Dans un communiqué diffusé à la télévision nationale par le secrétaire général de la présidence Oumar Samba Ba, le chef de l’État a officialisé la fin des fonctions d’Ousmane Sonko en tant que Premier ministre, entraînant également le départ des membres de son gouvernement.

La déclaration précise que les anciens ministres sont désormais chargés de gérer les affaires courantes en attendant de nouvelles nominations, sans aucune annonce concernant le futur chef du gouvernement.

Cette décision survient après des mois de frictions répétées entre Bassirou Diomaye Faye et Ousmane Sonko. Leur alliance, forgée lors des élections présidentielles de 2024, avait mobilisé une jeunesse sénégalaise en quête de changement, portée par le slogan « Diomaye Moy Sonko » (« Diomaye, c’est Sonko » en wolof).

Ousmane Sonko, figure charismatique de l’opposition sous Macky Sall, avait été empêché de se présenter à l’élection présidentielle avant de soutenir la candidature de Bassirou Diomaye Faye, alors incarcéré. Libérés par une loi d’amnistie, les deux hommes avaient incarné l’espoir d’un renouveau politique.

Cependant, leurs divergences se sont intensifiées au fil des mois. Ousmane Sonko, dont le parti domine largement l’Assemblée nationale depuis les législatives de novembre 2024, a multiplié les prises de position controversées, notamment sur la scène internationale où il a critiqué les pressions occidentales, ou encore lors de l’adoption d’une loi anti-LGBT+ au Sénégal.

Une rupture aux conséquences politiques majeures

Dès le début du mois, Bassirou Diomaye Faye avait pointé du doigt la « personnalisation excessive » d’Ousmane Sonko au sein du parti au pouvoir, rappelant dans une interview télévisée : « Tant qu’il reste Premier ministre, c’est parce qu’il bénéficie de ma confiance. Quand ce ne sera plus le cas, il y aura un nouveau Premier ministre. »

Cette annonce a provoqué une vague de réactions. Ousmane Sonko a salué sur les réseaux sociaux un « soulagement » après avoir évoqué son départ imminent : « Ce soir, je dormirai le cœur léger à la cité Keur Gorgui », a-t-il écrit. Des centaines de ses partisans se sont rapidement rassemblés devant son domicile à Dakar pour le soutenir.

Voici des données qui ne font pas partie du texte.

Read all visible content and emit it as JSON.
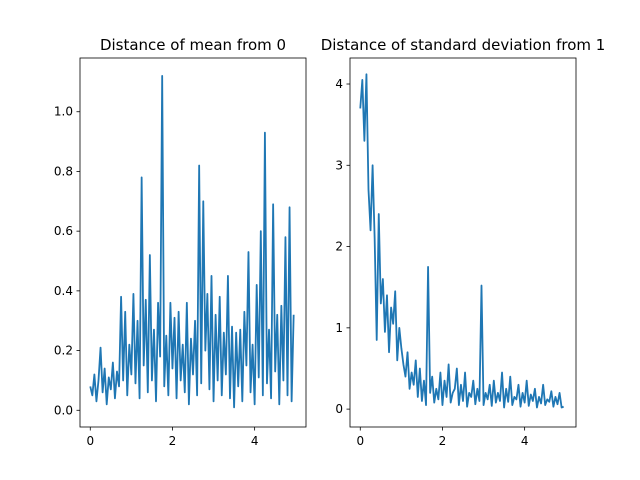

Sur le plan institutionnel, le Parlement sénégalais a récemment facilité une future candidature d’Ousmane Sonko à la présidentielle de 2029 en adoptant une réforme du code électoral. Une décision critiquée par l’opposition, qui y voit une manœuvre en faveur du leader du Pastef. Malgré sa condamnation pour diffamation en 2024, qui lui avait initialement interdit de se présenter, Ousmane Sonko a été élu député aux législatives de 2024 avant de renoncer à son siège pour conserver son poste de Premier ministre, arguant de son éligibilité.

La Cour suprême, en rejetant en juillet 2025 son recours contre cette condamnation, a relancé le débat sur sa capacité à briguer un mandat présidentiel. Pour son parti, le fait d’avoir été élu député valide sa candidature.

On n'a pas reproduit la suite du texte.